Pembahasan itu sekaligus menjawab keresahan sekitar 2.295 guru honorer, yang sebelumnya diliputi ketidakpastian akibat penghapusan status honorer sesuai regulasi terbaru pemerintah pusat.
Ketua Komisi E DPRD Jatim, Sri Untari Bisowarno, mengatakan Badan Kepegawaian Daerah (BKD) bersama Dispendik Jatim tengah menyusun pola baru untuk mempertahankan keberadaan tenaga pengajar non-ASN tersebut.
Salah satu langkah yang disiapkan yakni pelaksanaan uji kompetensi bagi para guru honorer pada tahun ini.
“Nanti hasil uji kompetensi akan dilihat. Dari situ nanti kami akan tahu dan langkahnya adalah akan dijadikan tenaga ahli, karena sebutan untuk honorer sudah tidak ada lagi,” kata Untari.
Menurut Untari, uji kompetensi dilakukan untuk memetakan kemampuan guru, sekaligus menyesuaikan kebutuhan sekolah berdasarkan Data Pokok Pendidikan (Dapodik).
Selain itu, kebutuhan tenaga pengajar dan mata pelajaran di masing-masing sekolah juga akan menjadi pertimbangan utama.
“Di dalam uji kompetensi itu bakal ada item-item yang memang harus dipenuhi sebagai syarat menjadi guru,” ujarnya.
Untari menilai, langkah tersebut menjadi solusi paling realistis untuk menyelamatkan ribuan guru honorer, di tengah masih tingginya kebutuhan tenaga pengajar di Jawa Timur.
Dia juga menyebut, para guru nantinya tidak menutup kemungkinan dipindahkan ke sekolah lain sesuai kebutuhan.
“Nah, setelah uji kompetensi itu nanti mereka akan dilihat, sekolah yang sesuai Dapodik yang kurang di mana, bisa juga digeser ke sekolah lain. Tidak selalu ada di situ,” ungkapnya.
Untari menegaskan, keberadaan guru honorer selama ini memiliki kontribusi penting dalam dunia pendidikan, terutama saat banyak sekolah mengalami kekurangan tenaga pengajar.
Karena itu, DPRD Jatim mendorong agar para guru yang memenuhi kualifikasi tetap mendapatkan ruang untuk mengajar.
“Menurut saya ini sudah salah satu way out yang bagus bagi Jawa Timur untuk menyelamatkan nasib sekian ribu orang,” katanya.

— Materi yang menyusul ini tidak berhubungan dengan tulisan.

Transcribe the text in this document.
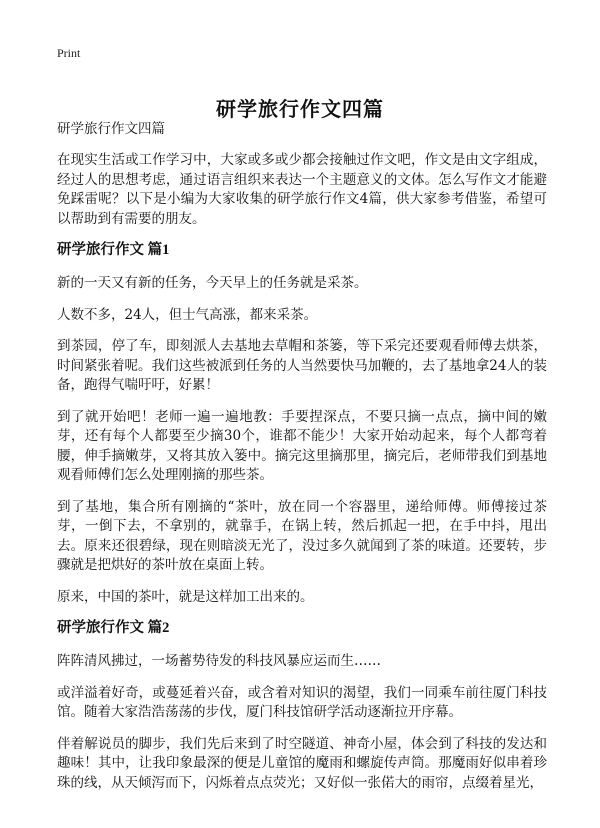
Print
研学旅行作文四篇
研学旅行作文四篇

在现实生活或工作学习中，大家或多或少都会接触过作文吧，作文是由文字组成，经过人的思想考虑，通过语言组织来表达一个主题意义的文体。怎么写作文才能避免踩雷呢？以下是小编为大家收集的研学旅行作文4篇，供大家参考借鉴，希望可以帮助到有需要的朋友。

研学旅行作文 篇1

新的一天又有新的任务，今天早上的任务就是采茶。

人数不多，24人，但士气高涨，都来采茶。

到茶园，停了车，即刻派人去基地去草帽和茶篓，等下采完还要观看师傅去烘茶，时间紧张着呢。我们这些被派到任务的人当然要快马加鞭的，去了基地拿24人的装备，跑得气喘吁吁，好累！

到了就开始吧！老师一遍一遍地教：手要捏深点，不要只摘一点点，摘中间的嫩芽，还有每个人都要至少摘30个，谁都不能少！大家开始动起来，每个人都弯着腰，伸手摘嫩芽，又将其放入篓中。摘完这里摘那里，摘完后，老师带我们到基地观看师傅们怎么处理刚摘的那些茶。

到了基地，集合所有刚摘的“茶叶，放在同一个容器里，递给师傅。师傅接过茶芽，一倒下去，不拿别的，就靠手，在锅上转，然后抓起一把，在手中抖，甩出去。原来还很碧绿，现在则暗淡无光了，没过多久就闻到了茶的味道。还要转，步骤就是把烘好的茶叶放在桌面上转。

原来，中国的茶叶，就是这样加工出来的。

研学旅行作文 篇2

阵阵清风拂过，一场蓄势待发的科技风暴应运而生……

或洋溢着好奇，或蔓延着兴奋，或含着对知识的渴望，我们一同乘车前往厦门科技馆。随着大家浩浩荡荡的步伐，厦门科技馆研学活动逐渐拉开序幕。

伴着解说员的脚步，我们先后来到了时空隧道、神奇小屋，体会到了科技的发达和趣味！其中，让我印象最深的便是儿童馆的魔雨和螺旋传声筒。那魔雨好似串着珍珠的线，从天倾泻而下，闪烁着点点荧光；又好似一张偌大的雨帘，点缀着星光，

Meski begitu, Untari mengakui tetap ada kemungkinan sebagian guru tidak lolos kualifikasi yang ditentukan dalam uji kompetensi.

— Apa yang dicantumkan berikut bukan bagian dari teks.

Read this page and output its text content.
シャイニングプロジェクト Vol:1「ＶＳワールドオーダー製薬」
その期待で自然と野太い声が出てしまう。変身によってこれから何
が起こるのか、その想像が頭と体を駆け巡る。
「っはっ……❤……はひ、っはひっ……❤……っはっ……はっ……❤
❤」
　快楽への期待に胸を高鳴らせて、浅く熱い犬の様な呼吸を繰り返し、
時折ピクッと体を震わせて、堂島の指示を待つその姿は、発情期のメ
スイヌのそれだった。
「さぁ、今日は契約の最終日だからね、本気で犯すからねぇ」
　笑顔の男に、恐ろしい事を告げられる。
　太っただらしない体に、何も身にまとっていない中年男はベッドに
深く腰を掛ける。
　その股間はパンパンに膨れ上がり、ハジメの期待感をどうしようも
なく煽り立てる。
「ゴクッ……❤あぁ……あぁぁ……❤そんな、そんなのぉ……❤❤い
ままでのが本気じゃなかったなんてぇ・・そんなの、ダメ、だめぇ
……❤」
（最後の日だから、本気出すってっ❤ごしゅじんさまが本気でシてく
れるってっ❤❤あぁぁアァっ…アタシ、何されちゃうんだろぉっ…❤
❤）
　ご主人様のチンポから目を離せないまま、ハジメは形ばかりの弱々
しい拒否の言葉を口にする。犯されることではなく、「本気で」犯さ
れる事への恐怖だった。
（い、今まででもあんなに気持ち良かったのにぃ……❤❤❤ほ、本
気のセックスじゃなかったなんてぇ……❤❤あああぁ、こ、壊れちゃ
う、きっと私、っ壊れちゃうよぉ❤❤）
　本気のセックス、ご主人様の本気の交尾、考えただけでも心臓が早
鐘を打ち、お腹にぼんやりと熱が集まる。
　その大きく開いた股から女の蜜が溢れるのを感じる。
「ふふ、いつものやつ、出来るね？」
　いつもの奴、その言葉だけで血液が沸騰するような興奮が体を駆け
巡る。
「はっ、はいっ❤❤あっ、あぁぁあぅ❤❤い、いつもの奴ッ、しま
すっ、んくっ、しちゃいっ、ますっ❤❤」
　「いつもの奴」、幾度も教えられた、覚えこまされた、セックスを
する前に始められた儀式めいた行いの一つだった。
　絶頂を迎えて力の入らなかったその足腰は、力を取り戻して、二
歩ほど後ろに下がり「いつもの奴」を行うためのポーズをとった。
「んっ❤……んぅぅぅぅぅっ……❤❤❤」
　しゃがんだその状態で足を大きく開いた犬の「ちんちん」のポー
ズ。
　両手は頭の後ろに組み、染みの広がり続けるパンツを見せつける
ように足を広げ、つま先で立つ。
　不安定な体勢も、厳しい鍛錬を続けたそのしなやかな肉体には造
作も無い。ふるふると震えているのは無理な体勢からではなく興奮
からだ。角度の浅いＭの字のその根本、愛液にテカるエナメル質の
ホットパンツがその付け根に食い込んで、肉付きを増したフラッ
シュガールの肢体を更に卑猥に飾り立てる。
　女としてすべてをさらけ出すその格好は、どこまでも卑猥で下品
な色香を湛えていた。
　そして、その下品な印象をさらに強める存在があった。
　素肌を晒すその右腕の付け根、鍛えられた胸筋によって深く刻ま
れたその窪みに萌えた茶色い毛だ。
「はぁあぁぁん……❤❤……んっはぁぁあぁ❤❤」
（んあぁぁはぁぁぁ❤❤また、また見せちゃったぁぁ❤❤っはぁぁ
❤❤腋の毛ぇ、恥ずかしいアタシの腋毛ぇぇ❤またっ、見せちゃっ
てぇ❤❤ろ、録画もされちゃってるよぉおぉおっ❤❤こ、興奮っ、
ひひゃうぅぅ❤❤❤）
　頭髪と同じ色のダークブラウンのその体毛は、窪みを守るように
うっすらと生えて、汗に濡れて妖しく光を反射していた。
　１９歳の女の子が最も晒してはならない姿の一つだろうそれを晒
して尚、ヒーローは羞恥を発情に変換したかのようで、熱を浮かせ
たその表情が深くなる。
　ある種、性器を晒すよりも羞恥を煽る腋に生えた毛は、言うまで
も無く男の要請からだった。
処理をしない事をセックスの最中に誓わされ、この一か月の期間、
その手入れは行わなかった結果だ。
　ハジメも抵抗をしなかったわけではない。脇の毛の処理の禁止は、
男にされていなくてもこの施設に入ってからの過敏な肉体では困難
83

“Nah, terpaksa nanti jika di antara sekian itu ada yang tidak memenuhi kualifikasi sama sekali, ya akhirnya harus berpikir ulang. Entah nanti dengan Disnaker atau apa, kami harus pikirkan,” tambah Untari.

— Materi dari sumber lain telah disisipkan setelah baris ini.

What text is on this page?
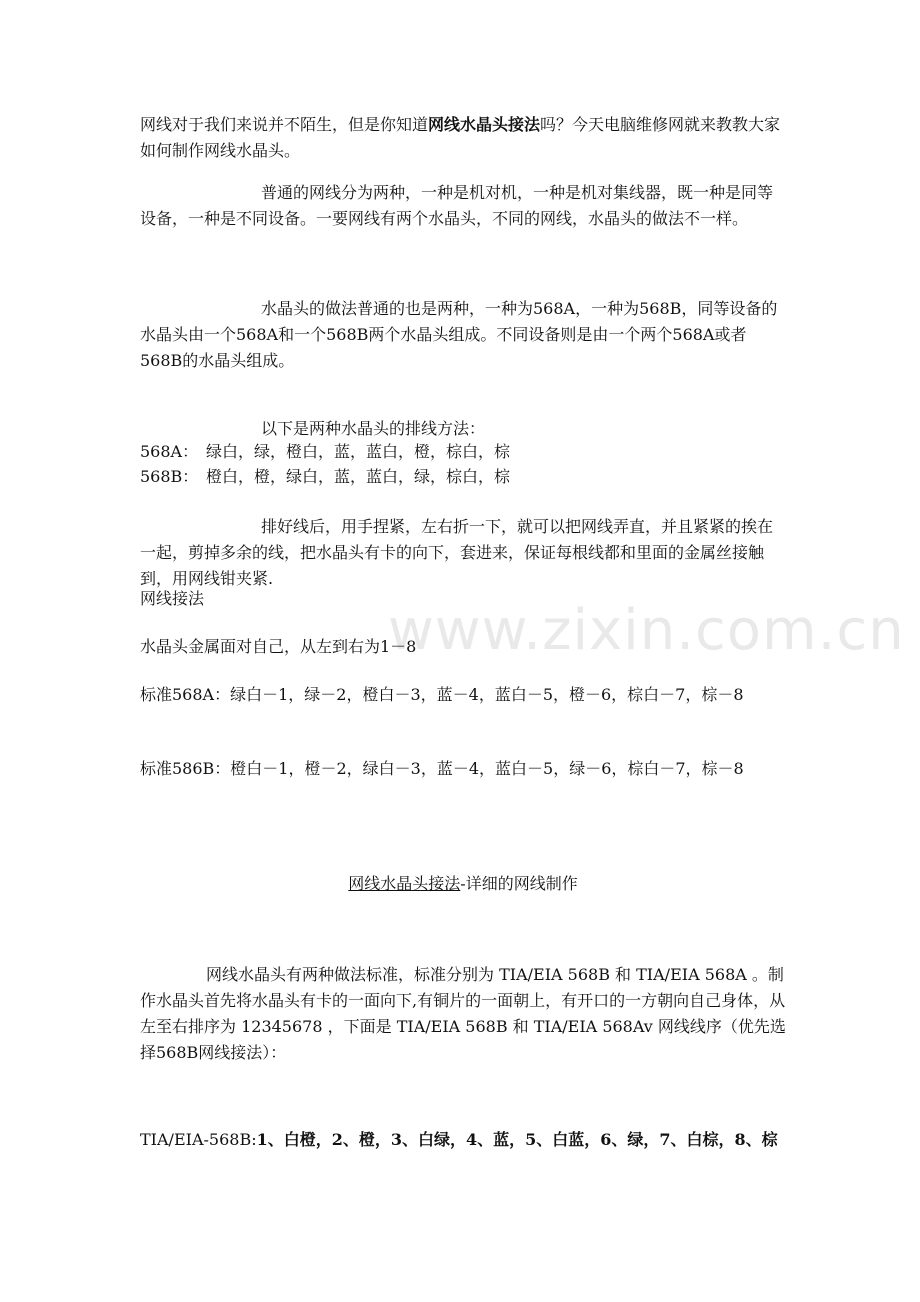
www.zixin.com.cn

网线对于我们来说并不陌生，但是你知道网线水晶头接法吗？今天电脑维修网就来教教大家如何制作网线水晶头。

普通的网线分为两种，一种是机对机，一种是机对集线器，既一种是同等设备，一种是不同设备。一要网线有两个水晶头，不同的网线，水晶头的做法不一样。

水晶头的做法普通的也是两种，一种为568A，一种为568B，同等设备的水晶头由一个568A和一个568B两个水晶头组成。不同设备则是由一个两个568A或者568B的水晶头组成。

以下是两种水晶头的排线方法：
568A： 绿白，绿，橙白，蓝，蓝白，橙，棕白，棕
568B： 橙白，橙，绿白，蓝，蓝白，绿，棕白，棕

排好线后，用手捏紧，左右折一下，就可以把网线弄直，并且紧紧的挨在一起，剪掉多余的线，把水晶头有卡的向下，套进来，保证每根线都和里面的金属丝接触到，用网线钳夹紧.

网线接法
水晶头金属面对自己，从左到右为1－8

标准568A：绿白－1，绿－2，橙白－3，蓝－4，蓝白－5，橙－6，棕白－7，棕－8

标准586B：橙白－1，橙－2，绿白－3，蓝－4，蓝白－5，绿－6，棕白－7，棕－8

网线水晶头接法-详细的网线制作

网线水晶头有两种做法标准，标准分别为 TIA/EIA 568B 和 TIA/EIA 568A 。制作水晶头首先将水晶头有卡的一面向下,有铜片的一面朝上，有开口的一方朝向自己身体，从左至右排序为 12345678 ，下面是 TIA/EIA 568B 和 TIA/EIA 568Av 网线线序（优先选择568B网线接法）：

TIA/EIA-568B:1、白橙，2、橙，3、白绿，4、蓝，5、白蓝，6、绿，7、白棕，8、棕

Sementara itu, Kepala Dispendik Jatim, Aries Agung Paewai, memastikan Surat Edaran Mendikdasmen Nomor 7 Tahun 2026 bukan berarti seluruh guru honorer otomatis diberhentikan.
Menurut Aries, pemerintah pusat tetap memberi ruang bagi daerah untuk menyiapkan skema baru, agar tenaga pengajar non-ASN tetap bisa bertugas di sekolah.
“Namun, di tahun 2027 tentu harus ada skema baru, agar guru honorer ini tetap bisa mengajar di sekolah-sekolah di mana mereka berada. Tentu harus ada evaluasi, karena jumlahnya harus disesuaikan dengan Dapodik,” jelas Aries.
Pemerintah Provinsi (Pemprov) Jatim juga telah melakukan pemetaan kebutuhan guru di berbagai sekolah.
“Nah, jumlah itulah yang nanti kami petakan, berapa sih sebenarnya kebutuhan guru-guru non-ASN yang nanti akan kami lanjutkan di tahun 2027,” ungkapnya.
Menurut Aries, pemetaan tersebut penting, agar kebutuhan tenaga pengajar tetap terpenuhi tanpa bertentangan dengan regulasi pemerintah pusat.